Central bank independence: India does better than Turkey and Brazil?

Well, that's what an article in the FT claims. Both Turkey and Brazil have inflation targeting as the objective of their central banks, as India does now. But both countries have missed their targets- thanks to political pressures, according to the article:
Recep Tayyip Erdogan, Turkey’s president, has repeatedly tried publicly to bully the central bank into cutting interest rates, calling its governor a “traitor” and evoking the peculiarly paranoid notion of an “interest rate lobby” that was damaging Turkey by demanding high borrowing costs.

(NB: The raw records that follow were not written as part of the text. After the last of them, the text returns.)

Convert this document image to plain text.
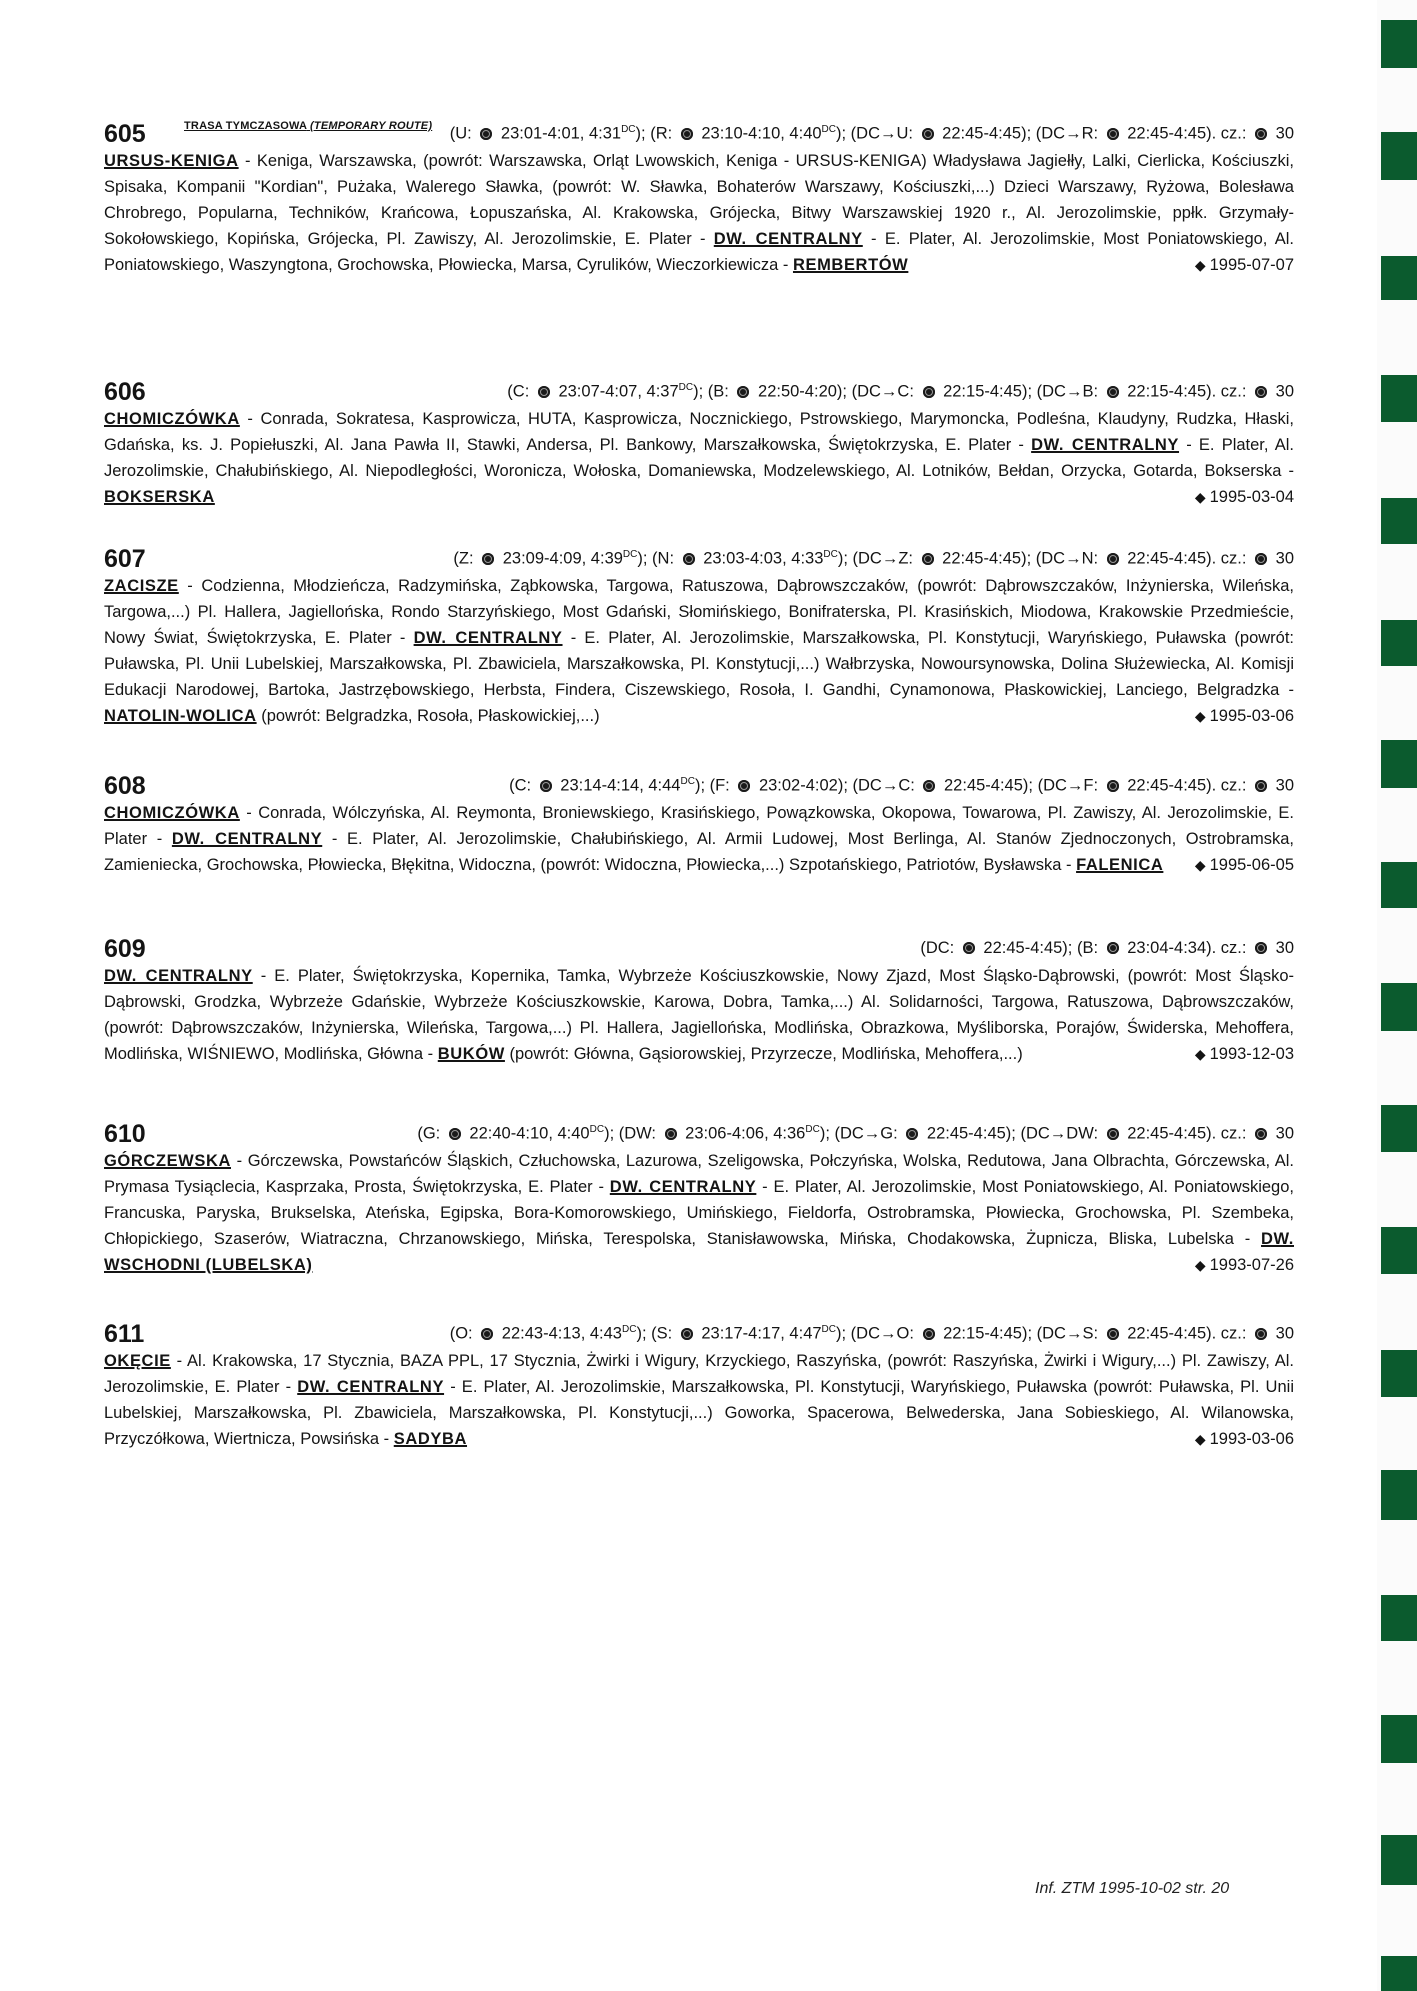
TRASA TYMCZASOWA (TEMPORARY ROUTE)
605	(U:  23:01-4:01, $4:31^{DC}$); (R:  23:10-4:10, $4:40^{DC}$); (DC→U:  22:45-4:45); (DC→R:  22:45-4:45). cz.:  30
URSUS-KENIGA - Keniga, Warszawska, (powrót: Warszawska, Orląt Lwowskich, Keniga - URSUS-KENIGA) Władysława Jagiełły, Lalki, Cierlicka, Kościuszki, Spisaka, Kompanii "Kordian", Pużaka, Walerego Sławka, (powrót: W. Sławka, Bohaterów Warszawy, Kościuszki,...) Dzieci Warszawy, Ryżowa, Bolesława Chrobrego, Popularna, Techników, Krańcowa, Łopuszańska, Al. Krakowska, Grójecka, Bitwy Warszawskiej 1920 r., Al. Jerozolimskie, ppłk. Grzymały-Sokołowskiego, Kopińska, Grójecka, Pl. Zawiszy, Al. Jerozolimskie, E. Plater - DW. CENTRALNY - E. Plater, Al. Jerozolimskie, Most Poniatowskiego, Al. Poniatowskiego, Waszyngtona, Grochowska, Płowiecka, Marsa, Cyrulików, Wieczorkiewicza - REMBERTÓW	◆ 1995-07-07
606	(C:  23:07-4:07, $4:37^{DC}$); (B:  22:50-4:20); (DC→C:  22:15-4:45); (DC→B:  22:15-4:45). cz.:  30
CHOMICZÓWKA - Conrada, Sokratesa, Kasprowicza, HUTA, Kasprowicza, Nocznickiego, Pstrowskiego, Marymoncka, Podleśna, Klaudyny, Rudzka, Hłaski, Gdańska, ks. J. Popiełuszki, Al. Jana Pawła II, Stawki, Andersa, Pl. Bankowy, Marszałkowska, Świętokrzyska, E. Plater - DW. CENTRALNY - E. Plater, Al. Jerozolimskie, Chałubińskiego, Al. Niepodległości, Woronicza, Wołoska, Domaniewska, Modzelewskiego, Al. Lotników, Bełdan, Orzycka, Gotarda, Bokserska - BOKSERSKA	◆ 1995-03-04
607	(Z:  23:09-4:09, $4:39^{DC}$); (N:  23:03-4:03, $4:33^{DC}$); (DC→Z:  22:45-4:45); (DC→N:  22:45-4:45). cz.:  30
ZACISZE - Codzienna, Młodzieńcza, Radzymińska, Ząbkowska, Targowa, Ratuszowa, Dąbrowszczaków, (powrót: Dąbrowszczaków, Inżynierska, Wileńska, Targowa,...) Pl. Hallera, Jagiellońska, Rondo Starzyńskiego, Most Gdański, Słomińskiego, Bonifraterska, Pl. Krasińskich, Miodowa, Krakowskie Przedmieście, Nowy Świat, Świętokrzyska, E. Plater - DW. CENTRALNY - E. Plater, Al. Jerozolimskie, Marszałkowska, Pl. Konstytucji, Waryńskiego, Puławska (powrót: Puławska, Pl. Unii Lubelskiej, Marszałkowska, Pl. Zbawiciela, Marszałkowska, Pl. Konstytucji,...) Wałbrzyska, Nowoursynowska, Dolina Służewiecka, Al. Komisji Edukacji Narodowej, Bartoka, Jastrzębowskiego, Herbsta, Findera, Ciszewskiego, Rosoła, I. Gandhi, Cynamonowa, Płaskowickiej, Lanciego, Belgradzka - NATOLIN-WOLICA (powrót: Belgradzka, Rosoła, Płaskowickiej,...)	◆ 1995-03-06
608	(C:  23:14-4:14, $4:44^{DC}$); (F:  23:02-4:02); (DC→C:  22:45-4:45); (DC→F:  22:45-4:45). cz.:  30
CHOMICZÓWKA - Conrada, Wólczyńska, Al. Reymonta, Broniewskiego, Krasińskiego, Powązkowska, Okopowa, Towarowa, Pl. Zawiszy, Al. Jerozolimskie, E. Plater - DW. CENTRALNY - E. Plater, Al. Jerozolimskie, Chałubińskiego, Al. Armii Ludowej, Most Berlinga, Al. Stanów Zjednoczonych, Ostrobramska, Zamieniecka, Grochowska, Płowiecka, Błękitna, Widoczna, (powrót: Widoczna, Płowiecka,...) Szpotańskiego, Patriotów, Bysławska - FALENICA	◆ 1995-06-05
609	(DC:  22:45-4:45); (B:  23:04-4:34). cz.:  30
DW. CENTRALNY - E. Plater, Świętokrzyska, Kopernika, Tamka, Wybrzeże Kościuszkowskie, Nowy Zjazd, Most Śląsko-Dąbrowski, (powrót: Most Śląsko-Dąbrowski, Grodzka, Wybrzeże Gdańskie, Wybrzeże Kościuszkowskie, Karowa, Dobra, Tamka,...) Al. Solidarności, Targowa, Ratuszowa, Dąbrowszczaków, (powrót: Dąbrowszczaków, Inżynierska, Wileńska, Targowa,...) Pl. Hallera, Jagiellońska, Modlińska, Obrazkowa, Myśliborska, Porajów, Świderska, Mehoffera, Modlińska, WIŚNIEWO, Modlińska, Główna - BUKÓW (powrót: Główna, Gąsiorowskiej, Przyrzecze, Modlińska, Mehoffera,...)	◆ 1993-12-03
610	(G:  22:40-4:10, $4:40^{DC}$); (DW:  23:06-4:06, $4:36^{DC}$); (DC→G:  22:45-4:45); (DC→DW:  22:45-4:45). cz.:  30
GÓRCZEWSKA - Górczewska, Powstańców Śląskich, Człuchowska, Lazurowa, Szeligowska, Połczyńska, Wolska, Redutowa, Jana Olbrachta, Górczewska, Al. Prymasa Tysiąclecia, Kasprzaka, Prosta, Świętokrzyska, E. Plater - DW. CENTRALNY - E. Plater, Al. Jerozolimskie, Most Poniatowskiego, Al. Poniatowskiego, Francuska, Paryska, Brukselska, Ateńska, Egipska, Bora-Komorowskiego, Umińskiego, Fieldorfa, Ostrobramska, Płowiecka, Grochowska, Pl. Szembeka, Chłopickiego, Szaserów, Wiatraczna, Chrzanowskiego, Mińska, Terespolska, Stanisławowska, Mińska, Chodakowska, Żupnicza, Bliska, Lubelska - DW. WSCHODNI (LUBELSKA)	◆ 1993-07-26
611	(O:  22:43-4:13, $4:43^{DC}$); (S:  23:17-4:17, $4:47^{DC}$); (DC→O:  22:15-4:45); (DC→S:  22:45-4:45). cz.:  30
OKĘCIE - Al. Krakowska, 17 Stycznia, BAZA PPL, 17 Stycznia, Żwirki i Wigury, Krzyckiego, Raszyńska, (powrót: Raszyńska, Żwirki i Wigury,...) Pl. Zawiszy, Al. Jerozolimskie, E. Plater - DW. CENTRALNY - E. Plater, Al. Jerozolimskie, Marszałkowska, Pl. Konstytucji, Waryńskiego, Puławska (powrót: Puławska, Pl. Unii Lubelskiej, Marszałkowska, Pl. Zbawiciela, Marszałkowska, Pl. Konstytucji,...) Goworka, Spacerowa, Belwederska, Jana Sobieskiego, Al. Wilanowska, Przyczółkowa, Wiertnicza, Powsińska - SADYBA	◆ 1993-03-06
Inf. ZTM 1995-10-02 str. 20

In Brazil, the central bank is still part of the finance ministry, and its head is answerable to the president. Its governors are also appointed by the president and have no fixed terms. In last October’s election, Marina Silva, the Brazilian Socialist party candidate, argued strongly that the central bank had done too little to control inflation in an election year because of political pressure from Dilma Rousseff, the president.
In India, in contrast, the author contends, the RBI has managed to get on with its job of containing inflation, thanks to a determined person at the top. So it's best to leave inflation targeting to technocrats free from any political interference.

Well, matters are not that simple. Inflation targeting is not the norm amongst central banks. The Fed does not follow inflation targeting nor does the Bank of England. Secondly, if we even believe in inflation targeting, leaving matters entirely to the RBI is not a great idea. There is always need for an external input. And government nominees are not necessarily handmaidens of the government. Economists nominated by the government have their own reputations to protect. Indeed, one could argue that they are, perhaps, better placed to act independently that some of those inside RBI, as the latter would have their own career ambitions to worry about and have every incentive to stay on the right side of the government.

Lastly, what constitutes 'optimal' or 'threshold' inflation is not easily determined. The RBI has set itself a target of 6% for January 2016. A recent paper in EPW points out that there is a wide range for inflation thresholds, as estimated by various studies. One study, which covered 127 countries in the period 1960-92, found that the inflation threshold is as high as 20% if outliers (those with hyperinflation of over 40%) are excluded from the sample. The EPW paper itself places the threshold at 11% for Asia, 23.5% for Latin America and the Caribbean, and 23.6% for sub-Saharan Africa.

There could be costs - in terms of lost output- to keeping inflation below a threshold if the the threshold is incorrect. Given the difficulties in estimation, there is a good chance that the threshold is indeed incorrect. That's why being fixated on inflation targeting may not be a good idea. Politicians, including those in Turkey and Brazil, may have a point when they complain about the monetary polices of their central banks.